I expect something like this happens:
$$\begin{align} 0&\rightarrow80\\ 20&\rightarrow81\\ 43&\rightarrow82\\ 54&\rightarrow83\\ 79&\rightarrow85\\ 85&\rightarrow87\\ 92&\rightarrow88\\ 100&\rightarrow91\\ \end{align}$$
Another example if I want to convert numbers from $[70,\,100]$ to $[80,\,91]$:
$$\begin{align} 70&\rightarrow80\\ 79&\rightarrow83\\ 80&\rightarrow84\\ 85&\rightarrow86\\ 90&\rightarrow88\\ 91&\rightarrow88\\ 97&\rightarrow90\\ 100&\rightarrow91\\ \end{align}$$
Mind you, the rows of numbers up there are just the picture, and it would be even more useful if the proportional depends on the original minimum and maximum input, since suppose if the minimum is $90$ and maximum is $100$, it has the different proportional rate to the previous range into the range I want, i.e. $80$ to $91$.

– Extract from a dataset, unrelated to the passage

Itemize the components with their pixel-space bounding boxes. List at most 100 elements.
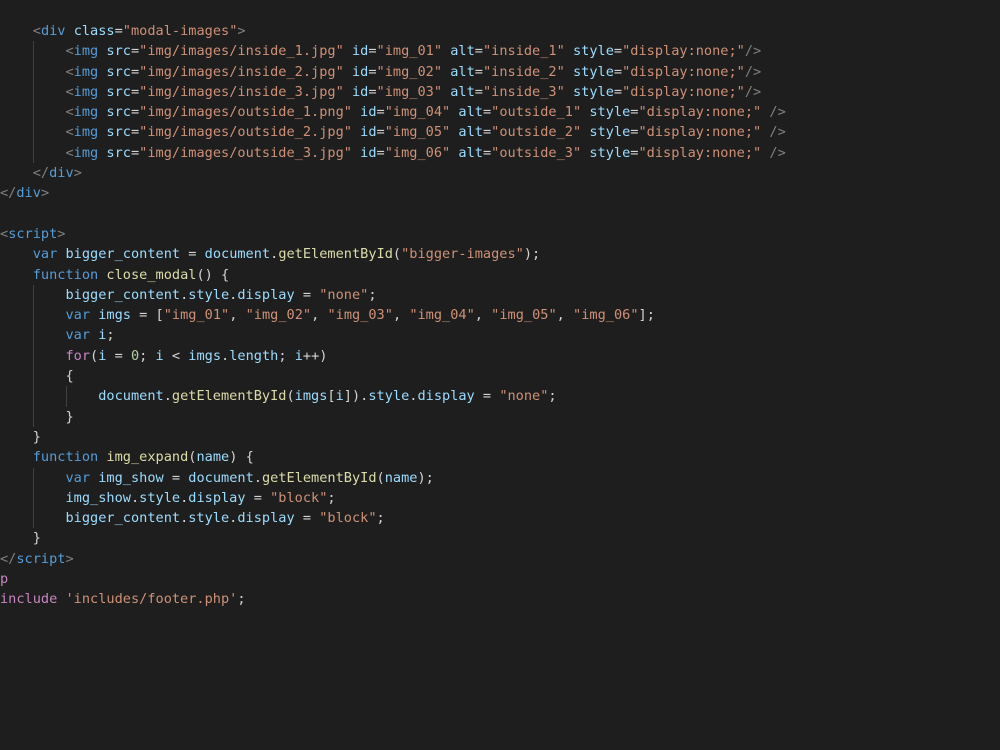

The best formula I could think of is this:
$$f(x) = \begin{cases} 80, & x \le 0, \\[6pt] 80 + \displaystyle\frac{11}{42}\,x, & 0 < x < 42, \\[10pt] 91, & x \ge 42. \end{cases}$$
but that's not fair since I have tested it on Google Spreadsheet that some elements in the domain interval have the same $y$ value mapped to. If it is possible, perhaps not a piecewise function. Is there a better way?
In some way, I'm thinking of a proportion formula just like when I wish to find the length of an unknown triangle with the known information lengths from another triangle that is "similar" to it, but how to apply it as one formula for all cases?